Saturday, December 7, 2013

How old?

An employer was taking interview of a prospective candidate.

Employer: “Have you ever worked anywhere else?”

Candidate: “Yes, sir.”

Employer: “For how long?”

Candidate: “Twenty years.”

Employer: “And how old are you?”

Candidate: “Twenty five years, sir.”

Employer: “How is it possible that you are all of twenty five and you have worked for twenty years?”

Candidate: “I was taking overtime into consideration, sir.”

Friday, December 6, 2013

Hilarious jokes-Fix the mailbox

Rosy said to her husband, "Tim, could you please fix the mailbox for me?"

Tim asked, "What happened to the mailbox?"

Rosy replied, "The post is beginning to rot. It needs a new post, but save the box."

Tim said, "All right, let me see what I can do."

When Tim walked to the end of the driveway, he realized that the post to the mailbox was indeed in bad shape. To free the box from the post, he pulled out all the nails except for one that had rust on it and just wouldn't come out. He wrapped his arms around the box in a bear hug and began trying to yank it off.

Just then a passerby, who noticed the entire episode, commented, "I tried that but it doesn't work. The bills just keep on coming!"

Thursday, December 5, 2013

Really funny jokes-Children of Movie stars

The children of two movie actresses were talking.

Tina: “Somebody told me you have a new father, how is he?”

Rita: “Really nice. Come to my place, you can meet him. I am sure you will like him.”

Tina: “I have already met him. Last year, he was my father too.”

Wednesday, December 4, 2013

Really funny jokes-Women and gossip

Rita noticed that her friend, Julie, who was standing at a distance, was having a conversation with another friend. Judging by their gestures, Rita suspected that the conversation involved a secret.

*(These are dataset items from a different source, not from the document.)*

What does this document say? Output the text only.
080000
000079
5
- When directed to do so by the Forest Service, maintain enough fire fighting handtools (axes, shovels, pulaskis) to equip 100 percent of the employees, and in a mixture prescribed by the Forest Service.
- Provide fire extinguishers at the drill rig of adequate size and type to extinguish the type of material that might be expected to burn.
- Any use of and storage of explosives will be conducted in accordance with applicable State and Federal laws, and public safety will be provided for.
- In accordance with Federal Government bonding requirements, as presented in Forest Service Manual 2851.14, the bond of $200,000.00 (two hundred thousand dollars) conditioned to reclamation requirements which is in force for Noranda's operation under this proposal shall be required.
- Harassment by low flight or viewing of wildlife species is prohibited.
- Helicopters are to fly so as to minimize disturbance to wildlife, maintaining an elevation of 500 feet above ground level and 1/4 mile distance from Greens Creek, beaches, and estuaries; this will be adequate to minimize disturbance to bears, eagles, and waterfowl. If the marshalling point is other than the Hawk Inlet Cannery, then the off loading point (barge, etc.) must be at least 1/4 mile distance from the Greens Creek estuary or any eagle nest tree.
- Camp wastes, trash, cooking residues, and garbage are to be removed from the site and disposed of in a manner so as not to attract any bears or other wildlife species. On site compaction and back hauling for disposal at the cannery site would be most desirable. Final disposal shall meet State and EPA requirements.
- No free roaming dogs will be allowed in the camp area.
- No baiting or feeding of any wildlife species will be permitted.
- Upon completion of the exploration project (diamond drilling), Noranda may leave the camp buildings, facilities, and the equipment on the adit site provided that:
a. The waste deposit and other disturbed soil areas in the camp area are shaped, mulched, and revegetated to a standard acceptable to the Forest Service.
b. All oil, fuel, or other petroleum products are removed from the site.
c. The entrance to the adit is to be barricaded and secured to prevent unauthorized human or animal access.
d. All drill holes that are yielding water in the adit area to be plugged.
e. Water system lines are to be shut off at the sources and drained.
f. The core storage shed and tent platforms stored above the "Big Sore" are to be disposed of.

When the other woman left, Rita walked up to Julie ans asked "What did she tell you?"

"Now you know I never repeat gossip," said Julie.

"All right," Rita sighed.

Immediately, Julie whispered, "So listen carefully the first time!"

Short funny jokes-Phone number

Guess what happened when I requested an economist to give me his phone number - i got an estimate.